Chère Sophia Chikirou

Camarade,

Je comprends ta rage. Moi aussi des médias m’exaspèrent. Je préfère dire « des médias » que « les médias »  car j’écoute Le Media, Libé, les Jours, Mediapart (et oui), le Bondy Blog, Fakir, Regards, Politis et quelques autres.

« Je ne parviens pas à ressentir de compassion sincère pour ces journalistes » écrivais-tu hier sur la page de l’un des GAFAs défiscalisés. Il n’est pourtant pas souhaitable que des journalistes de terrain soient conspués (car je ne pense pas que tu pensais à autre chose, n’est-ce pas ? ). Cela ne sert à rien, cela ne vise même pas celles et ceux (surtout ceux, puisque ce sont généralement des hommes) qui nous exaspèrent. je vise là les éditocrates – des gens jamais sur le terrain, à délivrer leur opinion sur tout, toujours alignés sur la raison du plus fort libéral.

Je n’aurai pas de compassion si l’on conspuait ces éditocrates-là – quinqua, blancs, bourgeois. Mais laissons les pigistes de terrain tranquille.

Second point, les réseaux sociaux ne valent pas mieux. On y reste enfermer entre nous. On se confronte à des conversations de bistrots. On s’abime dans une attention capturée par les tweets et les messages. La manipulation y est immense car le temps d’analyse et de vérification y est ridicule.

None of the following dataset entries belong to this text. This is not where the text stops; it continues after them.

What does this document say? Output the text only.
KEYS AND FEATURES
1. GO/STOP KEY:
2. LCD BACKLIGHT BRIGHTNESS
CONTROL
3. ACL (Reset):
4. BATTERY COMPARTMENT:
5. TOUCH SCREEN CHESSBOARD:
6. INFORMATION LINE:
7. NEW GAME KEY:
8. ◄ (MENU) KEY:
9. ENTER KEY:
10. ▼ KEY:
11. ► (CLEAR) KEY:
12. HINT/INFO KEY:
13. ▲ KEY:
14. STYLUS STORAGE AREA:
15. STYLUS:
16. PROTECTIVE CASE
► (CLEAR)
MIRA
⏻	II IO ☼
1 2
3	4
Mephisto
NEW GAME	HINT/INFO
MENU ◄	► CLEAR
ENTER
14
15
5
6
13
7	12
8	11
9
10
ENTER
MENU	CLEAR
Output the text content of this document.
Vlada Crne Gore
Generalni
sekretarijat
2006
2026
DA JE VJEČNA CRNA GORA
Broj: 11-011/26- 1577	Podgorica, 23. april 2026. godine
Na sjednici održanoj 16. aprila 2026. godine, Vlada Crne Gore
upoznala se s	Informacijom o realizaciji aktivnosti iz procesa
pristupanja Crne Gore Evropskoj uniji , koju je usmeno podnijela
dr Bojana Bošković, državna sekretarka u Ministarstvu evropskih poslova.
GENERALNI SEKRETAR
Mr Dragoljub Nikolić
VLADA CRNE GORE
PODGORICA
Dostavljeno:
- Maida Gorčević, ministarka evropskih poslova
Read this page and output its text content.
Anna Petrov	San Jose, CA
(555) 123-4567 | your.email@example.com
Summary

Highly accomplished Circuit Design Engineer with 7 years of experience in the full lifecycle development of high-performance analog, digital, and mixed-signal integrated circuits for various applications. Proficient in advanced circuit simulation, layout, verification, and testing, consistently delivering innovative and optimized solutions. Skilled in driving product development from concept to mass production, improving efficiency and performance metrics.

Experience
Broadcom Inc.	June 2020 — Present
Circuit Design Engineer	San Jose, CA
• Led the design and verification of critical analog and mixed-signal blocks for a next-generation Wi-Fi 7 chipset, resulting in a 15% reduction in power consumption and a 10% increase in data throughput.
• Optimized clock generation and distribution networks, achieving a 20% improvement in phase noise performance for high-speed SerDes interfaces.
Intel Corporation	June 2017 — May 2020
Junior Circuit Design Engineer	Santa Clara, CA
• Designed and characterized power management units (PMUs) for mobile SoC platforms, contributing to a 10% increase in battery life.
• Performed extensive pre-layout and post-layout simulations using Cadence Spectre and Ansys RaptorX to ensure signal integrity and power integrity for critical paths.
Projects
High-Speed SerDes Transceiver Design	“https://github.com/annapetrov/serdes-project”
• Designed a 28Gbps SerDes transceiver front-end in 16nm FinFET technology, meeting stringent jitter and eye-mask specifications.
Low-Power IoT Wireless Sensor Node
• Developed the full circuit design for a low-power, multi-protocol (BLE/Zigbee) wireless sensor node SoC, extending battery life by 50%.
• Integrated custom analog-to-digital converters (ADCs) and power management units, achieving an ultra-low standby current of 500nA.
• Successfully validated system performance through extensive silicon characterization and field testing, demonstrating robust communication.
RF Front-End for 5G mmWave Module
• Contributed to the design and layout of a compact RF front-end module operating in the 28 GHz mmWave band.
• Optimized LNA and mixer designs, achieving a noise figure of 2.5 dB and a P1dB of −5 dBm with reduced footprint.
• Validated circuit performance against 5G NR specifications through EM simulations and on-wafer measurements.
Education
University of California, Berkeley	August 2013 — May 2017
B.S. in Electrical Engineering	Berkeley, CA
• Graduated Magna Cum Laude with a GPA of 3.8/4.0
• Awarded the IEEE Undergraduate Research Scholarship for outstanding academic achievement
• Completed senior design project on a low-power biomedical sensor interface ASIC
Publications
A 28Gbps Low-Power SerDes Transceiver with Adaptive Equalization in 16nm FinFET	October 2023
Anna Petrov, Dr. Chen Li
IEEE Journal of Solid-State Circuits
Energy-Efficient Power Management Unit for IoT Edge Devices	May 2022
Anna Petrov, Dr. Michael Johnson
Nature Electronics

Troisième point, la justification de la colère. Je te rejoins presque, tu as presque raison quand tu écris que « leur niveau de corruption mentale, leurs mensonges et la désinformation qu’ils nous imposent, sont autant d’éléments qui justifient la colère« .

Presque raison.

Il y a journalistes qui font leur métier, d’autres pas. Il y en a aussi qui le font un jour et pas le lendemain. La récente saillie de la cellule investigation contre Mélenchon en est un exemple. Une enquête incomplète, partielle et partiale. Mais la même cellule fournit parfois d’autres remarquables enquêtes. Les journalistes doivent comprendre qu’ils ne sont pas au-dessus des critiques. Qu’ils méritent la même pression que tout un chacun. Raquel Garrigo détaille dans son dernier bouquin ce qui aurait pu être un tribunal d’arbitrage des médias: une instance de recours pour les citoyens, sans punition financière pour les médias condamnés, une instance gérée de façon indépendante des pouvoirs politique et médiatique.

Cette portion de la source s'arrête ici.